Sustu. Uzun bir süre susmuş gibi geldi bana lakin toplasam beş dakikayı bulmayacağını biliyordum. Zamanın ötesinde, yılları bulurdu belki.

"Kimse kimseyi anlamıyor zaten." dedi, derince soluklandım.

"Sözlerimi bana karşı kullanmaktan vazgeçin." dedim, yan gözle taradı beni.

"Aralık kapı bırakmaktan vazgeç. Savunman iyi ama malzeme veriyorsun, tecrübeli bir avukat alaşağı edebilir seni."

Her şeyi boş veriyordu sanki. Dediğim her şeyi geçiştiriyordu, her şeyi saptırıyordu, anlatmak istemiyordu. Asla.

"Neden böylesiniz?" dedim, kendimi tutmadım. Sesimdeki sitemi gizlemedim. Gizlesem de ifademden anlayacağı belirgindi. Sustu. Gözlerime baktı. Gözlerimi ondan çekmemek için büyük bir savaş verdim.

"Adımla seslen." dedi, öleyazdım.

"Ne?" Başını çevirdi, bir taşı tekmeledi hızla, kaşlarımı çattım, bakakaldım.

"Okul dışı, saçma sapan bir saat bu. Gecenin bir yarısı. Adımla seslen." durdu, güldü, başını kaldırdı ve gözlerime baktı. İrkildim. "Bir kez yaptın nasılsa."

Soluklarımı kesti, düşünme kabiliyetimi yitirmişçesine baktım ona bir süre.

"Bay Kim, içtiniz mi?" dedim, göz devirdi.

"Hayır."

"Mantıklı konuşuyorsunuz ama kendinizde değil gibisiniz."

Aklıma düşenlerle göz bebeklerini görmek isteğiyle ona yaklaştım, bakışlarını yakalamaya çabaladım, kaşlarını çatarak gözlerime baktı.

"Uyuşturucu kullanmadınız... değil mi?" dedim, şüpheyle, bu olasılığı sahiden tartarak. İnanamadı, hiddeti kesilmedi, bir solukta seslendi bana:

"Jeon." Yutkundum.

"Tamam. Sustum."

Derin bir nefes aldı, gözlerini çekmedi fakat yakınlığımızı bozdu, benden uzaklaştı, izledim.

"Susmanı istemiyorum senden." dedi. Değişmeni istemiyorum. Unutmadım. Nefesimi kesti. Gördü. "Sabaha kadar konuş hatta, kendinden bahset bana."

Kollarımı göğsümde kavuşturdum, yanı başımdaki sokak ışığına yaslandım usulca, gözlerine bakıyordum, gecenin karası saçlarını, saçları gözlerini gölgeliyordu.
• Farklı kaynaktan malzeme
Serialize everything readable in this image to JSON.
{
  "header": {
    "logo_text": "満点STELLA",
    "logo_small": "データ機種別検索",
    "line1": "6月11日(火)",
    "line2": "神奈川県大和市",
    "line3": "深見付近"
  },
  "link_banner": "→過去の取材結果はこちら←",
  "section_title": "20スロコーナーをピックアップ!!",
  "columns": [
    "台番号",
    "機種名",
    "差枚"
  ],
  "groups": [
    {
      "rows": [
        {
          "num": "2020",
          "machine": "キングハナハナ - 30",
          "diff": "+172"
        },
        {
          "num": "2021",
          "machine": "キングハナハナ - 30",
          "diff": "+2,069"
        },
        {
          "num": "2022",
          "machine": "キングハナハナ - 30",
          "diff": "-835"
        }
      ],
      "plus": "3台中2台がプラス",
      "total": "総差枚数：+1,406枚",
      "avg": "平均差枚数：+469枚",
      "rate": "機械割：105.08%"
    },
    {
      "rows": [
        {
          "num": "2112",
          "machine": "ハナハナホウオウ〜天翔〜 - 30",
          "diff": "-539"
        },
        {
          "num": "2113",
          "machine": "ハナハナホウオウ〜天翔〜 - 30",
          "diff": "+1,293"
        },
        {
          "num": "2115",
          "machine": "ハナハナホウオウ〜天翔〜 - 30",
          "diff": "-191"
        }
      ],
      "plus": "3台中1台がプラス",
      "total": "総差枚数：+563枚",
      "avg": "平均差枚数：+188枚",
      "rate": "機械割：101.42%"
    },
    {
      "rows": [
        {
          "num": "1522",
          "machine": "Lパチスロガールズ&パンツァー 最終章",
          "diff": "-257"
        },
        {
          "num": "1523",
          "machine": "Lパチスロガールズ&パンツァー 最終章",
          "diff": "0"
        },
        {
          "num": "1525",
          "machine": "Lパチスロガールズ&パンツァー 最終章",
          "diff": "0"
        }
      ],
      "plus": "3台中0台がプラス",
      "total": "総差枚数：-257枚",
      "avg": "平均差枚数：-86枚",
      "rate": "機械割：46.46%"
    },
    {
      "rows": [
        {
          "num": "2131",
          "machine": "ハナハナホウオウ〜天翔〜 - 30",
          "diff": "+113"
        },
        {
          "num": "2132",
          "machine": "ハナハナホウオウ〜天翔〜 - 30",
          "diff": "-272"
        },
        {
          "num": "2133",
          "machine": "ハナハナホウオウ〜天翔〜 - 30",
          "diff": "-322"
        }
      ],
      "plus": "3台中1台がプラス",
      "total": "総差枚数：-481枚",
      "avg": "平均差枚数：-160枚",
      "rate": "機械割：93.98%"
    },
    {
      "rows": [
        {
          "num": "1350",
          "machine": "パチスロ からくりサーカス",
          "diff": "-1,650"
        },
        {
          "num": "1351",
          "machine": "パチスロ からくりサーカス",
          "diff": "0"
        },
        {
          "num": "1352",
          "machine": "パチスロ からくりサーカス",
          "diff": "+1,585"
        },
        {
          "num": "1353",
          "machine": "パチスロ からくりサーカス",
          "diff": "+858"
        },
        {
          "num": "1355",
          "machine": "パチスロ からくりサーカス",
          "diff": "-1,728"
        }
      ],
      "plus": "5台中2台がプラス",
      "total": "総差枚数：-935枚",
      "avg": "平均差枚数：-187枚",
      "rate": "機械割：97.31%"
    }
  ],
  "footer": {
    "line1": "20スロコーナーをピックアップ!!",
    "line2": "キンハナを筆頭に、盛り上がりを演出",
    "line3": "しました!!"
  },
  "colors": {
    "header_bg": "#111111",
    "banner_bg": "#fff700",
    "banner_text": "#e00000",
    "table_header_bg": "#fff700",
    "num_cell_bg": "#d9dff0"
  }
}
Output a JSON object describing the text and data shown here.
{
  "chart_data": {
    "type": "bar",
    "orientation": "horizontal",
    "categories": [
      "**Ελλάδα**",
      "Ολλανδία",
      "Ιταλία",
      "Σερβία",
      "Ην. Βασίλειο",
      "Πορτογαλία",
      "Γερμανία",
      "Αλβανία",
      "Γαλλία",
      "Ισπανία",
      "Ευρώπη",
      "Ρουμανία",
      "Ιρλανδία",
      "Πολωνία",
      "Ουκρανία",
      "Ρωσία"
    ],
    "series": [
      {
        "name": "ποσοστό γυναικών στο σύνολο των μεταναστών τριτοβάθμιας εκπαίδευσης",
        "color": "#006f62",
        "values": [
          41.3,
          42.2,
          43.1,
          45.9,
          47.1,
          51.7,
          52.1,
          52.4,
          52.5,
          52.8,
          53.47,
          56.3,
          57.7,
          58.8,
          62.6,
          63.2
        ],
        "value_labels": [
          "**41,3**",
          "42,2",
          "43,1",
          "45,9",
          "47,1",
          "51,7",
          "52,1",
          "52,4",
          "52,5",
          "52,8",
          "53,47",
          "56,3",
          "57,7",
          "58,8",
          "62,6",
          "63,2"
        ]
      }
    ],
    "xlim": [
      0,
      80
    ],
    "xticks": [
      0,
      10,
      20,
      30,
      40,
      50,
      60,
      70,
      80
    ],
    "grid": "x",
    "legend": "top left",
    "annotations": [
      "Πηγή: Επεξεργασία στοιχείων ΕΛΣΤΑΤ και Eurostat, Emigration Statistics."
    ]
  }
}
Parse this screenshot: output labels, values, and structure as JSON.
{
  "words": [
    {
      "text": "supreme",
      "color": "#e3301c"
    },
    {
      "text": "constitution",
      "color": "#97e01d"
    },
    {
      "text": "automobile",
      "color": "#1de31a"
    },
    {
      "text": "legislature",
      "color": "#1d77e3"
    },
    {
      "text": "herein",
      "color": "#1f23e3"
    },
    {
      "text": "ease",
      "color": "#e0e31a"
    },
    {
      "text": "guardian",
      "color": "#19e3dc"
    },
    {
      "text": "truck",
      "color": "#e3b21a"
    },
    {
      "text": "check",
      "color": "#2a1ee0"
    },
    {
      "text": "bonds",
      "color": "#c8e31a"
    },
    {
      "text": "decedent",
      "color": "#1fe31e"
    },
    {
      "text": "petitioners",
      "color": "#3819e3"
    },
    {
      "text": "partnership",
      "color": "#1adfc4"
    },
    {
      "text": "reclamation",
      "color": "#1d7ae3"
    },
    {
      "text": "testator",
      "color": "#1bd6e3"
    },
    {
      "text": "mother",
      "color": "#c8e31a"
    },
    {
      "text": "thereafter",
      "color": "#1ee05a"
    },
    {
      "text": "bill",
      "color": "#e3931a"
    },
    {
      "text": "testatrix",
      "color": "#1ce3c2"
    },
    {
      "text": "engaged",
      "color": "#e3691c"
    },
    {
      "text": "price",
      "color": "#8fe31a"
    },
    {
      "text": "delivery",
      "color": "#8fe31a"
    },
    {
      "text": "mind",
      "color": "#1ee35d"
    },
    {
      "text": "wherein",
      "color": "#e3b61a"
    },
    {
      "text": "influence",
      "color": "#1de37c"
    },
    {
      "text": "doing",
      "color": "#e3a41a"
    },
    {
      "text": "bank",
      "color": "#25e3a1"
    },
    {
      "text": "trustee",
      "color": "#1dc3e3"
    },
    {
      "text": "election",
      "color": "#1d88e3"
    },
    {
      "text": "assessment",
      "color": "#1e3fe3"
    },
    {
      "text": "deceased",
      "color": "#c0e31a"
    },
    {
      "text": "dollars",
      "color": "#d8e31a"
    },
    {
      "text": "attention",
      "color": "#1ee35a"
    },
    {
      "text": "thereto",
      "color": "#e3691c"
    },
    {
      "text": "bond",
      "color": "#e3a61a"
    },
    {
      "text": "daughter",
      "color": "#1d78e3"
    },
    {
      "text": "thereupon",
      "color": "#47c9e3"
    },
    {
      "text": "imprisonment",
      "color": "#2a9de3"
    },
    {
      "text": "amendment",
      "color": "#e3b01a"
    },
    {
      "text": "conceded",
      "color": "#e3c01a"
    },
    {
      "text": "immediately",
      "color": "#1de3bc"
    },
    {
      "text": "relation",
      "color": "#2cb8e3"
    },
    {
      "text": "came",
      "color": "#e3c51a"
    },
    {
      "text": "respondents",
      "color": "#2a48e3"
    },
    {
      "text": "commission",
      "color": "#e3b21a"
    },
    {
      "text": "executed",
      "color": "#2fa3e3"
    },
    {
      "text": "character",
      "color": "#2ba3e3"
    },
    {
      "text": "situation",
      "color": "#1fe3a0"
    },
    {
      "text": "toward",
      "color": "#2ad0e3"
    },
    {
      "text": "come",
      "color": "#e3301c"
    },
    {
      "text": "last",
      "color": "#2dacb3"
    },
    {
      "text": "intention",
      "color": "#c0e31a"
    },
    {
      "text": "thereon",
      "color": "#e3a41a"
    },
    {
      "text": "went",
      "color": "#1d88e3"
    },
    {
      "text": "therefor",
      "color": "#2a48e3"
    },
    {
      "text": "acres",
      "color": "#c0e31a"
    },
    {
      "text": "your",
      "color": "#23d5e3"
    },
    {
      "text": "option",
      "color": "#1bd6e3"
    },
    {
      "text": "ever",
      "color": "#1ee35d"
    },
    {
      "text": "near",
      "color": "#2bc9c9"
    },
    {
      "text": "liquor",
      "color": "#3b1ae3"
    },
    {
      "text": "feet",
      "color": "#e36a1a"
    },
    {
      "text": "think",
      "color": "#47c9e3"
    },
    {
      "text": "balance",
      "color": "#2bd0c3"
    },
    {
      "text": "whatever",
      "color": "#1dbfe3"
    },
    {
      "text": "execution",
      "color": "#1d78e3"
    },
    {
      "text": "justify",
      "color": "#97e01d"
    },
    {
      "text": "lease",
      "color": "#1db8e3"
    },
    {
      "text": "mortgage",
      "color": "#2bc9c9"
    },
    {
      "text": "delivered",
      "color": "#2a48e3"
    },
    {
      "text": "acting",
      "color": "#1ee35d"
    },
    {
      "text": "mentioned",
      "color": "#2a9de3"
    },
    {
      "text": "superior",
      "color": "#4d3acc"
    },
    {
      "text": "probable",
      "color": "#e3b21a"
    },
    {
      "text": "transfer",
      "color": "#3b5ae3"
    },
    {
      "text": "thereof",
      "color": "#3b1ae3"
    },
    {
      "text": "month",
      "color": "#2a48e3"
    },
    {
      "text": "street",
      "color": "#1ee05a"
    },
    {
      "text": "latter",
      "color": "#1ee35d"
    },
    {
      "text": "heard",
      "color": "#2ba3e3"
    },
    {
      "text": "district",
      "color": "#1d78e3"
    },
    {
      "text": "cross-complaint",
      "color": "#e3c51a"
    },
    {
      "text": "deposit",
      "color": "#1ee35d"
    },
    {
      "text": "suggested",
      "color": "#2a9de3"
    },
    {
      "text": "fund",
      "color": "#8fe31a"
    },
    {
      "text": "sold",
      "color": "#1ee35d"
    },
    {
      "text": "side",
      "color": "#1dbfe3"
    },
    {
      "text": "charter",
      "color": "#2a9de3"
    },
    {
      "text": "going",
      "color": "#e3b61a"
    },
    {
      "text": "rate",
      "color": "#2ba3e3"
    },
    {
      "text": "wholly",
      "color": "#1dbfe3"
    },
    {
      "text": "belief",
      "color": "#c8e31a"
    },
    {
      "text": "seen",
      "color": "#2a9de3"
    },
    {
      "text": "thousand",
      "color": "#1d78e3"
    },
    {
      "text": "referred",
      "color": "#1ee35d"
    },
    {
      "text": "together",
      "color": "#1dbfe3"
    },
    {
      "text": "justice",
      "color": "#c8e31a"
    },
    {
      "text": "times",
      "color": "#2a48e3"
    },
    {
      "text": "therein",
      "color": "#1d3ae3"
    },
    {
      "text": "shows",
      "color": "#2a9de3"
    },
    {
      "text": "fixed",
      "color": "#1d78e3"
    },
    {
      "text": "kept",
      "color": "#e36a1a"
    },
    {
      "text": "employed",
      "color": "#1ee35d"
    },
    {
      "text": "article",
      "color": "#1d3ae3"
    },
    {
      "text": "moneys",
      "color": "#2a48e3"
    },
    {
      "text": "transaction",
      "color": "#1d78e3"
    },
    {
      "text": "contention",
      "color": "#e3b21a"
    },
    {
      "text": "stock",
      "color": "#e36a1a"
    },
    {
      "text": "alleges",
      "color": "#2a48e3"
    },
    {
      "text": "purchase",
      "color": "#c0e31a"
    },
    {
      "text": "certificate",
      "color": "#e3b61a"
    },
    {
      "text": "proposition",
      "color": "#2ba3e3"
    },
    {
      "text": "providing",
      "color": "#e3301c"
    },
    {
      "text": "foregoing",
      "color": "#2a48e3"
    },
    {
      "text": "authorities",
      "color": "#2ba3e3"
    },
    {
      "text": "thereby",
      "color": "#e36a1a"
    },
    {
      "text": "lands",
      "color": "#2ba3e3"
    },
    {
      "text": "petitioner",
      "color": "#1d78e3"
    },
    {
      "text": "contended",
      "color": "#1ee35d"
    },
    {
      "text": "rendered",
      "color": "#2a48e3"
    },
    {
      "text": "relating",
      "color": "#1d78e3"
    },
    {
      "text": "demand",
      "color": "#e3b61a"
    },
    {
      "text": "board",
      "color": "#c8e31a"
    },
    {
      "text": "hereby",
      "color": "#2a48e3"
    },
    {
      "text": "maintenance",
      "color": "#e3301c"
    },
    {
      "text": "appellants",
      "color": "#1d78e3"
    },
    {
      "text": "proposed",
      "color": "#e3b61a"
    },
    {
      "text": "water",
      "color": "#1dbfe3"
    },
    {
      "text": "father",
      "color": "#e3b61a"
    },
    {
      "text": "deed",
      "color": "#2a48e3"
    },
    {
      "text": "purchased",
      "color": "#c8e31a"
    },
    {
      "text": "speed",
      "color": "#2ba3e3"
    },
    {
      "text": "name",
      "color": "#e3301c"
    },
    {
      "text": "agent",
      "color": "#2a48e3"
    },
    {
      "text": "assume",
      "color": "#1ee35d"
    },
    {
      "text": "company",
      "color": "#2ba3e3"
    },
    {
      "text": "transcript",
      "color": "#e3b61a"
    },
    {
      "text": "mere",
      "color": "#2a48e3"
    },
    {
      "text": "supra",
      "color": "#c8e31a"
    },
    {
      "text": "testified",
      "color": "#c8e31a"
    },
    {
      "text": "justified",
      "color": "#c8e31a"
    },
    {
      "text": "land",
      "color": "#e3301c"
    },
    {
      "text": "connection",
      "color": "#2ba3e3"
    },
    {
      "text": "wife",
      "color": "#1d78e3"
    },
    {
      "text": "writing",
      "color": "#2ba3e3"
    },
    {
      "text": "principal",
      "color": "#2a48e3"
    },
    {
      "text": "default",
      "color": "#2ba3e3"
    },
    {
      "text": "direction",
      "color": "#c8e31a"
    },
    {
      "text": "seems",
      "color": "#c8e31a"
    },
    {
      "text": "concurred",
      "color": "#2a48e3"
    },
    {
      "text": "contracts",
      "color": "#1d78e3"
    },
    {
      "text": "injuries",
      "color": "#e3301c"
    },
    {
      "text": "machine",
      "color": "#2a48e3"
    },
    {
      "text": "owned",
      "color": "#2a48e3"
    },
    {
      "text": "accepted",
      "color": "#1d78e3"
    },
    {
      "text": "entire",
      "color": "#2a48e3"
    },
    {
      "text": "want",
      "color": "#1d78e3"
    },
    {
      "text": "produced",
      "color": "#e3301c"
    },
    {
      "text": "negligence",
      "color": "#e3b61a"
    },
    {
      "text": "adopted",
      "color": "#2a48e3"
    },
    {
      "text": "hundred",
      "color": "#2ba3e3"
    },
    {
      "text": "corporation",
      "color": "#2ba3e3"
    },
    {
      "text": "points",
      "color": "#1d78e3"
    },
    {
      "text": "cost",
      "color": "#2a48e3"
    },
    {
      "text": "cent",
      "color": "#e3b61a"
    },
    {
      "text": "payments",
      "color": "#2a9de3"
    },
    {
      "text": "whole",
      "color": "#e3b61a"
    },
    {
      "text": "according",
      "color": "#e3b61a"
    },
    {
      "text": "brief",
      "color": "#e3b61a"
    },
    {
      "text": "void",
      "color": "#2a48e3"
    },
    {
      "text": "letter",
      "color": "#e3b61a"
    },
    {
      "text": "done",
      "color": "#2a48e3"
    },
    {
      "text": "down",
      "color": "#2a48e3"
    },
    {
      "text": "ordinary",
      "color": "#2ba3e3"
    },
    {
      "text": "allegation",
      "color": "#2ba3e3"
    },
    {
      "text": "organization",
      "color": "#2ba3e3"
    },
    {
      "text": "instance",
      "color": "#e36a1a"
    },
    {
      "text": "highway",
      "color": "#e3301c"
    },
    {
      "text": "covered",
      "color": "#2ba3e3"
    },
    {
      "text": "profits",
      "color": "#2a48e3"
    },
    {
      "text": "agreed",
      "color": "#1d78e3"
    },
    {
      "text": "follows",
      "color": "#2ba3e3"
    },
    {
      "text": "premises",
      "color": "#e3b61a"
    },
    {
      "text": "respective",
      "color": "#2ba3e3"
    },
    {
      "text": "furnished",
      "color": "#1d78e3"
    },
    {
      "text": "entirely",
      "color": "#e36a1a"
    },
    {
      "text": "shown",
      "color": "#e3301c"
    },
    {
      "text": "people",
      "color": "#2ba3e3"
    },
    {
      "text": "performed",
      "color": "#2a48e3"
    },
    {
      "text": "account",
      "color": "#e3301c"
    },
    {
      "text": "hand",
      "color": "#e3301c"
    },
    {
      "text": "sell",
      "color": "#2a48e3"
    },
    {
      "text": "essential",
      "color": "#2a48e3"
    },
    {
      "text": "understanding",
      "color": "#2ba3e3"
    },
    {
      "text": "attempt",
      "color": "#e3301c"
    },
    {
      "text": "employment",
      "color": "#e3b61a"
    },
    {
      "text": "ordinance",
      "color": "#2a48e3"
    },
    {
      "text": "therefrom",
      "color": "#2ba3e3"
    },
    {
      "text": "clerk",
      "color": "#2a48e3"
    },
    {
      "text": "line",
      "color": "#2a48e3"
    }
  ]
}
"Hiç sizden bahsetmiyoruz." dedim, sahiden, içimden gelerek. Konuyu tekrar ona çevirmeme göz devirdi. Şaşırıyordum, git gide daha da şaşırıyordum.

"Pandora'nın kutusu, gizemli Bay Kim, şifrenizi çözeceğim." Sesini incelterek bir nevi taklidimi yaptığında şaşakaldım, durdum.